If you fancy a look at the gory details, Here are some links; and there is a software package for playing with being the party doing the provisioning. Punchline is, though, that a successful cable modem connection more or less implies that the cable modem will be operating according to the provider's configuration for the duration of the connection. Depending on whether or not your ISP is a dick about it, you may or may not lose access to http status pages, SNMP, and any other features the modem possesses; but that's all their call. A disconnected cable modem isn't much use; but it will generally show you whatever its firmware has to offer.

Comment Re:Requires... (Score 1) 110

It doesn't help that more than a few router firmwares, whether out of malice or incompetence, simply ignore configuration changes made through their configuration interface. The checkbox may even be there, and may even stay checked or unchecked correctly across reboots; but the actual status of the device just doesn't change.

I had to retire a POS Netgear unit(WNDR3400, in case anyone cares); because it simply ignored the 'Enable Wireless Protected Setup' option. I chose 'hell no'; because WPS is known faulty; it merrily continued offering WPS. Various other models, from more or less all the major home brands, have had instances of this with assorted potentially dangerous features(remote admin ports, uPNP, WPS, default credentials that can't be changed, etc.). Sometimes there simply isn't anything in the UI for controlling a given feature, sometimes the settings are ignored.

Unless the device is supported by a good 3rd party firmware, or you exploit the vulnerability to go in yourself and do some surgery, even 'doing the right thing' can sometimes be purely ceremonial.

Comment Re:No worries mate (Score 3, Interesting) 110

It's news not because of OS(I don't know if they bothered; but exploits at the 'just use the default password against the external telnet interface' level would work against basically any OS, and the only real obstacle to executing a payload with the functions described would be that some of the really nasty VXworks-based devices are so RAM-starved that they can barely do their job, much less run malware at the same time); but because the security of nearly all 'consumer', and a disturbing number of more expensive, embedded devices is still utter shit.

It is bad enough that such plastic-box devices typically are shipping software well behind the curve(2.6X kernels, http servers with vulnerabilities that were closed upstream months before the device in question was released, that sort of thing); but 'default configuration leaves telnet listening on the WAN port, with weak credentials for root login' goes well beyond 'bug' and right into 'We Just Don't Care' territory. Even better, the same damn story has been true for at least the past decade, probably longer(though its importance has increased as the cost has fallen and number of little embedded boxes lurking around has skyrocketed).

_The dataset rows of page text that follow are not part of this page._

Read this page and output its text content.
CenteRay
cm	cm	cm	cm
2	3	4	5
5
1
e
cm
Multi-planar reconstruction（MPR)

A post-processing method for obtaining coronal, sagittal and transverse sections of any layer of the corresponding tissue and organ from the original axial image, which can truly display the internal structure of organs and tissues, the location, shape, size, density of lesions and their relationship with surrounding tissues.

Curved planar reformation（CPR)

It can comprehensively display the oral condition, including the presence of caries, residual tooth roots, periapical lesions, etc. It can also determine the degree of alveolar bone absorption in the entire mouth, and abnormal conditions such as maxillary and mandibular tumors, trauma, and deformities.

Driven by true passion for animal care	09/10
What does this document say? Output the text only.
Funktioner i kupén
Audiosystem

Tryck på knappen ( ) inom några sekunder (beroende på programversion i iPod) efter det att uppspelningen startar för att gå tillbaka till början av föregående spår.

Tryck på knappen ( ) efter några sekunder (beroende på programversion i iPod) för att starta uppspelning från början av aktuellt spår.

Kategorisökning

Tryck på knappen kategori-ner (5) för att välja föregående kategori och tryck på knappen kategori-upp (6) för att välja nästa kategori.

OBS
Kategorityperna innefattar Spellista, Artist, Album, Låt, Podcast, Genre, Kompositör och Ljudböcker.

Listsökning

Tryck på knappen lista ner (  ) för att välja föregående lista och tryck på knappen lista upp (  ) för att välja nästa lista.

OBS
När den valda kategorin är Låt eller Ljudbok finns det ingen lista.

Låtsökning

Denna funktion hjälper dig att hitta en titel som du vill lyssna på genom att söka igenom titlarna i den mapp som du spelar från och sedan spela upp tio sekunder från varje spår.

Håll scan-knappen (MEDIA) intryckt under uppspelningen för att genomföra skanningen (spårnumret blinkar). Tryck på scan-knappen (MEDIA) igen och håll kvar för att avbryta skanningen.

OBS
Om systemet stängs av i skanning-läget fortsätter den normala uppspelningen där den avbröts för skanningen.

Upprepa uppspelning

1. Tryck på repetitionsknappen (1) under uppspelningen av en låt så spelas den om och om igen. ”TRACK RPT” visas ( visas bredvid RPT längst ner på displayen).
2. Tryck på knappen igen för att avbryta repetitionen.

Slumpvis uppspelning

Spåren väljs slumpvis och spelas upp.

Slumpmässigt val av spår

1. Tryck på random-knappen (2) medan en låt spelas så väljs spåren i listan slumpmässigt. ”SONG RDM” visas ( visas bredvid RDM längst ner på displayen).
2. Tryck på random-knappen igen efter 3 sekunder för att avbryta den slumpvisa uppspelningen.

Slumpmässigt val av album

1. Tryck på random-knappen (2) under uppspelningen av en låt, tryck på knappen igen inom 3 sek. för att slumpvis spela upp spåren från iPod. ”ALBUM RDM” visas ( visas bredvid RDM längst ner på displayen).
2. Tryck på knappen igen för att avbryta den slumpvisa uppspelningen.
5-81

At least on the desktop and server, some of the worst insecure-by-default atrocities have been ironed out, so attackers are now moderately likely to need to use vaguely clever vulnerabilities(even if they can often get away with ones that were patched months ago) or social engineering; but embedded crap hasn't even reached that level of security.

The fact that telnet is even there(outside of 'recovery' scenarios, where the emergency nature of the situation and availability of only the most limited resources make super-simple protocols like telnet and TFTP valuable) when OpenSSH has been available for the last 15 years, and less liberally licensed versions a bit longer, is disgusting in itself. Having it on the WAN, much less by default, is just depraved.